Mais bon, les statistiques ce n’est pas mon fort : j’avais appliqué une méthode statistique pour tenter de comprendre pourquoi j’étais un célibataire chronique. Les résultats étaient catastrophiques.
J’estimais à 80 % le pourcentage de personnes de ma connaissance que je ne pouvais pas supporter (soit à cause d’une tare psychologique ou d’une addiction à une substance quelconque). D’autre part, j’estimais aussi à 80 % le pourcentage de gens qui me connaissaient et qui ne me supportaient pas (soit à cause d’une tare psychologique que je ne m’étais pas encore découverte, d’une addiction à une substance quelconque, comme le chocolat ou les pâtes, ou tout simplement à cause de mon caractère de cochon). « Parfait, me direz-vous ! Au mieux, il y avait 20 % de tes connaissances qui te supportaient et vice-versa. Tu étais vraiment un gros boulet, si tu n’arrivais pas à trouver quelqu’un parmi eux ». Le problème, c’est qu’avec moi, il vaut mieux envisager l’hypothèse la plus pessimiste. On coupe donc la poire en deux : on tombe à 10 %.
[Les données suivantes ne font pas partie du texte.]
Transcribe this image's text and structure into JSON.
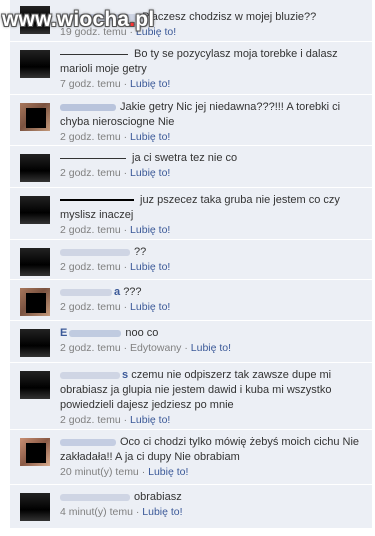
{
  "watermark": {
    "prefix": "www.",
    "brand": "wiocha",
    "dot": ".",
    "tld": "pl"
  },
  "like_label": "Lubię to!",
  "comments": [
    {
      "text": "Płaczesz chodzisz w mojej bluzie??",
      "time": "19 godz. temu"
    },
    {
      "text": "Bo ty se pozycylasz moja torebke i dalasz marioli moje getry",
      "time": "7 godz. temu"
    },
    {
      "text": "Jakie getry Nic jej niedawna???!!! A torebki ci chyba nierosciogne Nie",
      "time": "2 godz. temu"
    },
    {
      "text": "ja ci swetra tez nie co",
      "time": "2 godz. temu"
    },
    {
      "text": "juz pszecez taka gruba nie jestem co czy myslisz inaczej",
      "time": "2 godz. temu"
    },
    {
      "text": "??",
      "time": "2 godz. temu"
    },
    {
      "name_suffix": "a",
      "text": "???",
      "time": "2 godz. temu"
    },
    {
      "name_visible": "E",
      "text": "noo co",
      "time": "2 godz. temu",
      "edited": "Edytowany"
    },
    {
      "name_suffix": "s",
      "text": "czemu nie odpiszerz tak zawsze dupe mi obrabiasz ja glupia nie jestem dawid i kuba mi wszystko powiedzieli dajesz jedziesz po mnie",
      "time": "2 godz. temu"
    },
    {
      "text": "Oco ci chodzi tylko mówię żebyś moich cichu Nie zakładała!! A ja ci dupy Nie obrabiam",
      "time": "20 minut(y) temu"
    },
    {
      "text": "obrabiasz",
      "time": "4 minut(y) temu"
    }
  ]
}
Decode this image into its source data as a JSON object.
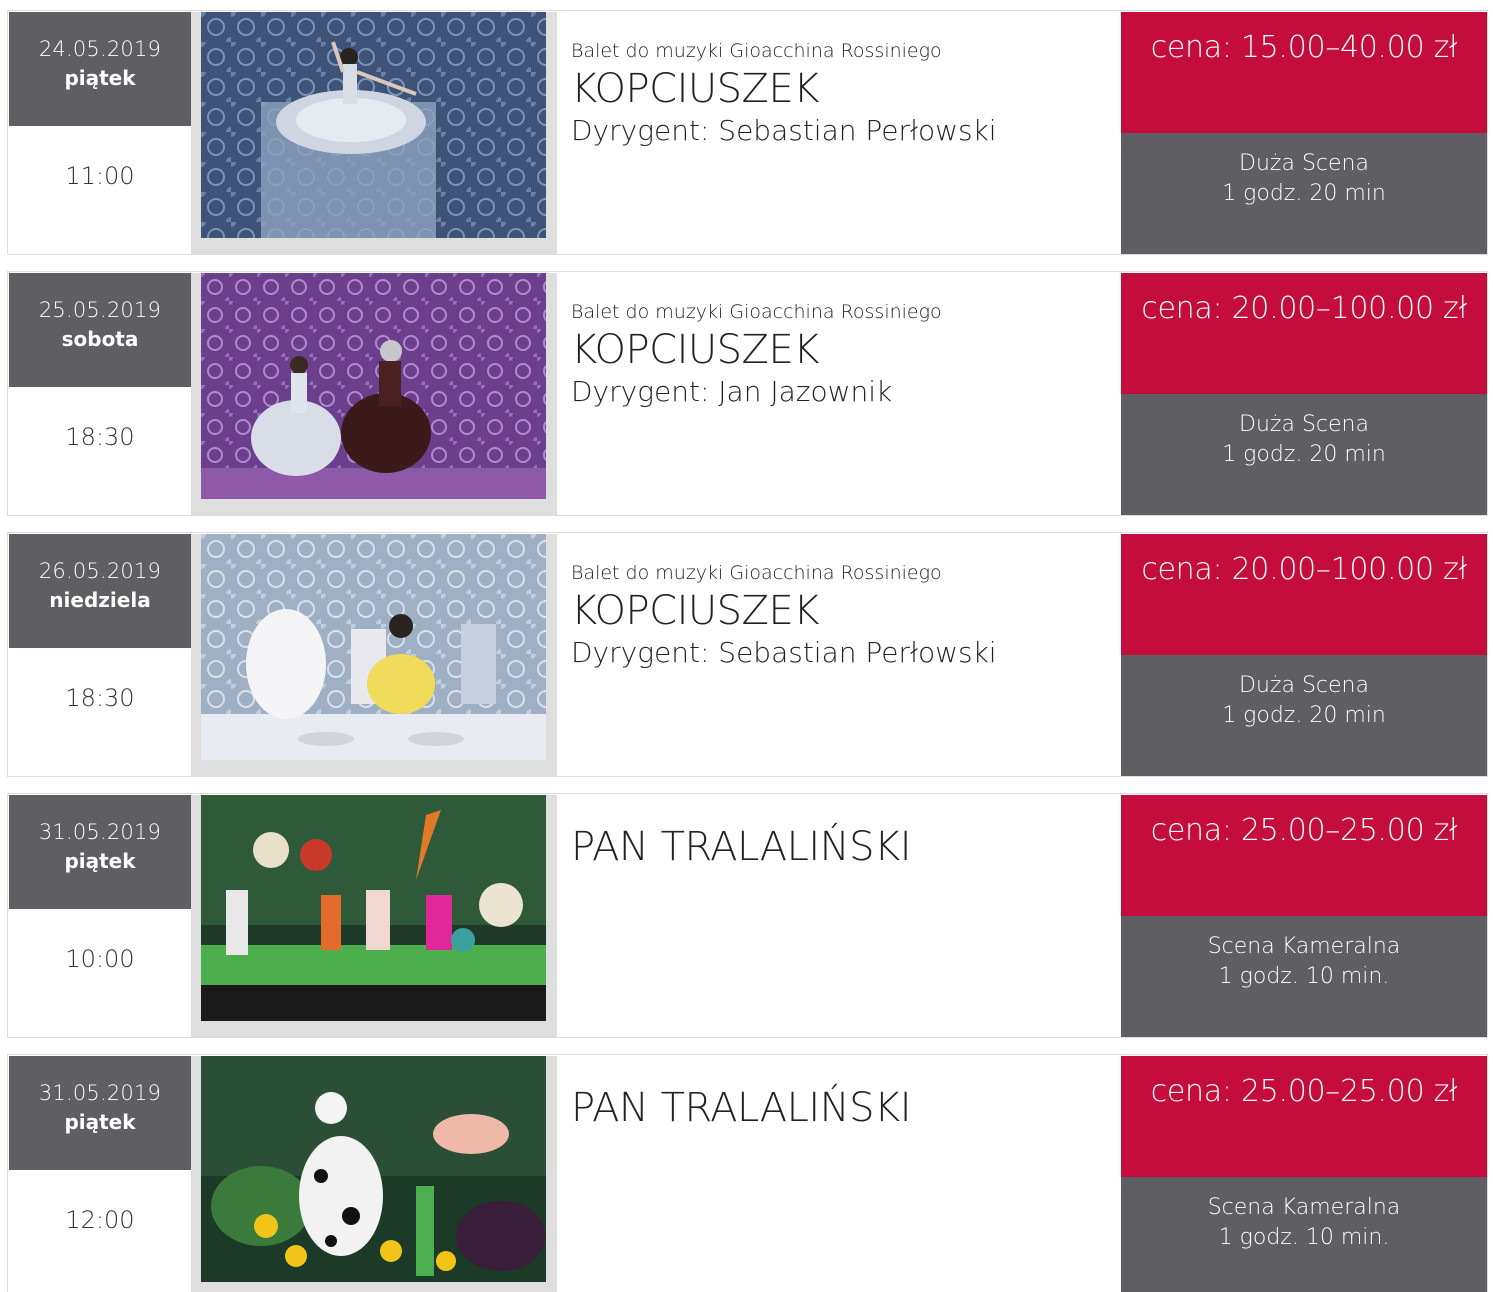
{
  "events": [
    {
      "date": "24.05.2019",
      "day": "piątek",
      "time": "11:00",
      "subtitle": "Balet do muzyki Gioacchina Rossiniego",
      "title": "KOPCIUSZEK",
      "conductor": "Dyrygent: Sebastian Perłowski",
      "price": "cena: 15.00–40.00 zł",
      "venue": "Duża Scena",
      "duration": "1 godz. 20 min",
      "photo_icon": "ballet-photo"
    },
    {
      "date": "25.05.2019",
      "day": "sobota",
      "time": "18:30",
      "subtitle": "Balet do muzyki Gioacchina Rossiniego",
      "title": "KOPCIUSZEK",
      "conductor": "Dyrygent: Jan Jazownik",
      "price": "cena: 20.00–100.00 zł",
      "venue": "Duża Scena",
      "duration": "1 godz. 20 min",
      "photo_icon": "ballet-photo"
    },
    {
      "date": "26.05.2019",
      "day": "niedziela",
      "time": "18:30",
      "subtitle": "Balet do muzyki Gioacchina Rossiniego",
      "title": "KOPCIUSZEK",
      "conductor": "Dyrygent: Sebastian Perłowski",
      "price": "cena: 20.00–100.00 zł",
      "venue": "Duża Scena",
      "duration": "1 godz. 20 min",
      "photo_icon": "ballet-photo"
    },
    {
      "date": "31.05.2019",
      "day": "piątek",
      "time": "10:00",
      "subtitle": "",
      "title": "PAN TRALALIŃSKI",
      "conductor": "",
      "price": "cena: 25.00–25.00 zł",
      "venue": "Scena Kameralna",
      "duration": "1 godz. 10 min.",
      "photo_icon": "theatre-photo"
    },
    {
      "date": "31.05.2019",
      "day": "piątek",
      "time": "12:00",
      "subtitle": "",
      "title": "PAN TRALALIŃSKI",
      "conductor": "",
      "price": "cena: 25.00–25.00 zł",
      "venue": "Scena Kameralna",
      "duration": "1 godz. 10 min.",
      "photo_icon": "theatre-photo"
    }
  ],
  "colors": {
    "accent_red": "#c40d3d",
    "dark_gray": "#5f5f63",
    "light_gray": "#dedede"
  }
}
Parmi ces 10 %, il ne faut pas oublier que la moitié de ces personnes est de la gente masculine (voire même plus de la moitié, vu qu’il y a plus de femmes que d’hommes dans le monde). Quoiqu’il en soit, étant hétérosexuel, non pratiquant à l’époque, mais hétéro tout de même, cela réduisait à 5 % le pourcentage de mes connaissances avec qui j’avais une chance. J’ai bien conscience que devenir bisexuel aurait doublé mes chances de trouver quelqu’un, mais… non, sans façon ! Ensuite, parmi ces 5 %, certaines avaient dépassé l’âge limite que je me suis fixé pour mes conquêtes et d’autres n’avaient pas 18 ans (par contre aujourd’hui…). Ce qui faisait descendre le pourcentage à 2 % (estimation prenant en compte le vieillissement de la population).
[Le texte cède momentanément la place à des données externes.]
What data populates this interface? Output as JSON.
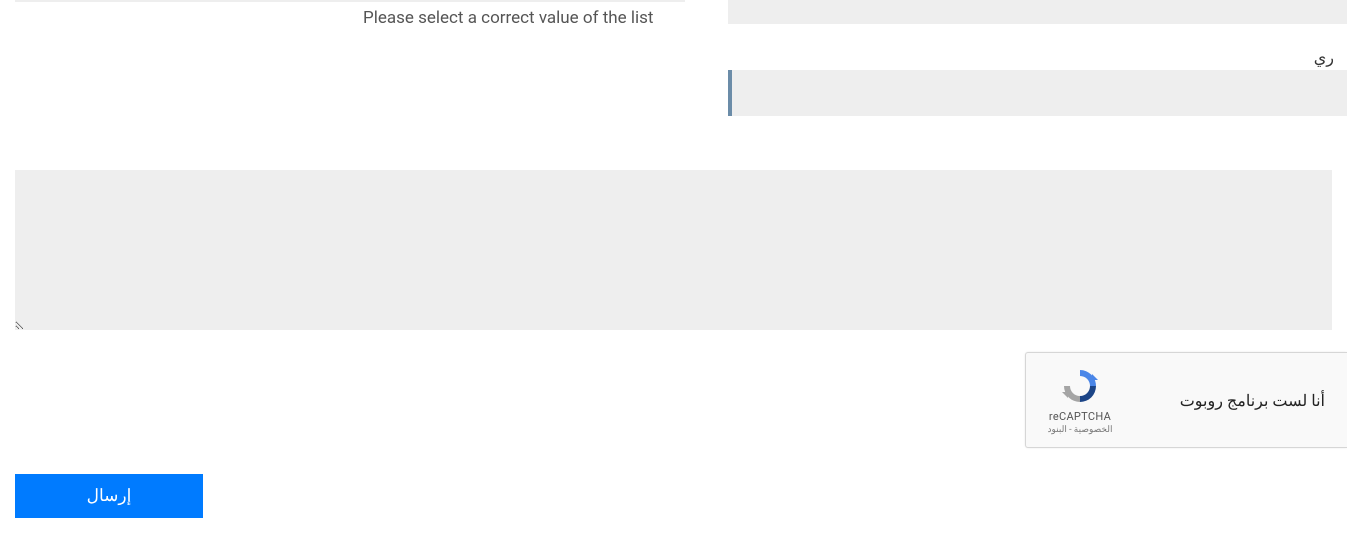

Après, il faut considérer mes principes : ne jamais sortir avec une fille qui n’est pas célibataire. On réduit encore (à la louche) de moitié : 1 %. A ce stade, mon amour propre m’avait obligé à changer d’échelle : on va plutôt dire 10 ‰. Dix personnes sur mille. Encore fallait-il que je connaisse mille personnes, qui plus est mille filles. Qui peut se targuer de posséder un carnet d’adresses contenant mille personnes ? Mais peu importe. Sur ces dix filles, la moitié pouvait ne présenter aucun intérêt (culturel ou autre). Trois d’entre elles pouvaient avoir des opinions politiques que je ne partage pas. Il ne restait plus que deux personnes de la gent féminine.
Avec ma chance, elles auraient été lesbiennes et seraient sorties ensemble. Je n’aime vraiment pas les statistiques. Heureusement qu’elles se trompent parfois.